LinuxQuestions.org

LinuxQuestions.org (/questions/)
-   Programming (http://www.linuxquestions.org/questions/programming-9/)
-   -   Linux command(s) to eliminate redundant words in a line (http://www.linuxquestions.org/questions/programming-9/linux-command-s-to-eliminate-redundant-words-in-a-line-917754/)

danielbmartin 12-08-2011 10:20 AM

Linux command(s) to eliminate redundant words in a line
 
The input file is text of this form:
meat beef
flavor vanilla flavor chocolate
color blue color brown color green color red color yellow
music classical music jazz
wrench socket
vegetable potato vegetable broccoli vegetable carrot
automobile mercedes benz automobile toyota automobile rolls royce

The objective is to eliminate the redundant words (if any).
The key word is always the first word in the record.
However the redundant words are not always in positions 3, 5, 7, etc.

Desired output file:
meat beef
flavor vanilla chocolate
color blue brown green red yellow
music classical jazz
wrench socket
vegetable potato broccoli carrot
automobile mercedes benz toyota rolls royce

Intuition points to sed but the syntax baffles me.

Please advise.

Snark1994 12-08-2011 10:40 AM

Something like
Code:

while read -r line; do
    echo $line | sed 's/$(echo $line | grep '[a-zA-Z]* ' -o)//g'
done < text_file

Completely untested, I'm afraid, I'm at work on Windows :) I can check it later this evening.
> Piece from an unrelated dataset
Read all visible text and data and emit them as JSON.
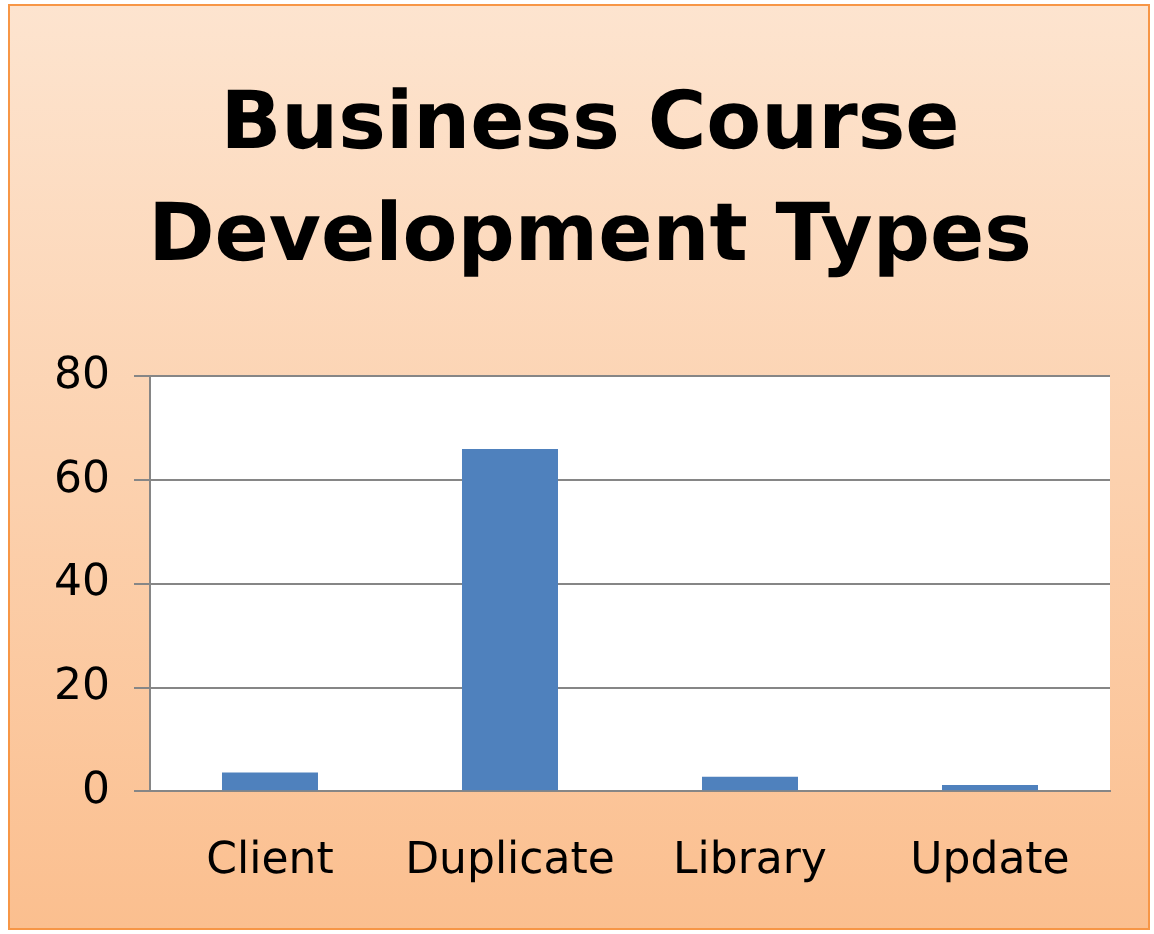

Cedrik 12-08-2011 10:48 AM

A Perl onliner:
Code:

perl -pae '{%s=();$_=join " ",(grep{!$s{$_}++}@F)."\n"}' input_file
Surelly there is simpler way ;)

Nominal Animal 12-08-2011 11:01 AM

Cedrik's Perl one-liner is certainly more compact, but I think an awk oneliner would be easier to grok:
Code:

awk '{ printf("%s", $1) ; for (i = 2; i <= NF; i++) if ($i != $1) printf(" %s", $i); printf("\n") }' input-file
Print the first field. Then, print each following field (preceded by the field separator) if it does not match the first field. (You can also use if (tolower($i) != tolower($1)) if you want a case-insensitive comparison.) End the record with a newline.

Juako 12-08-2011 02:07 PM

Code:

#!/bin/bash
while read first rest; do
    echo $first ${rest//$first/}
done< <(sed -r 's/^([^ ]+) (.*)$/\1 \2/')

use as a filter, with stdin:

me@localhost:~$ script < text.txt

Telengard 12-08-2011 04:45 PM

Just for fun, I composed this without looking at any other responses. Surely someone else already did it better, but let's see.
:)

Code:

test$ awk '{keyword = $1; record = keyword; position = 1; while (position++ < NF) {if ($position != keyword) {record = record FS $position}} print record}' input_file.txt
meat beef
flavor vanilla chocolate
color blue brown green red yellow
music classical jazz
wrench socket
vegetable potato broccoli carrot
automobile mercedes benz toyota rolls royce
test$

EDIT
Looks like Nominal Animal's solution #4 resembles my own, though preferring for over while and printing the new record one field at a time. The bit about tolower(...) applies to my solution as well, of course ;)

Juako 12-08-2011 09:01 PM

This sed also seems to work:

Code:

sed -r ':a;s/^([^ ]+) (.*) \1(.*)$/\1 \2\3/g;ta' txt
It will loop on the line until all ocurrences of the first word except that first occurrence are removed from it, then continue to the next line.

edit: the above will fail if you have lines composed only by two or more equal words. To cope with that situation use:

Code:

sed -r ':a;s/^([^ ]+) (.*)\1(.*)$/\1 \2\3/g;ta;s/[ ]+/ /g' txt
What this does is "not assume that a duplicate of the first word will be preceded by non-duplicate content plus a space", it just groups everything that may exist before the duplicate (including a possible extra space). The eventual extra spaces in the replaced line are removed in the second 's' expression.


All times are GMT -5. The time now is 01:38 PM.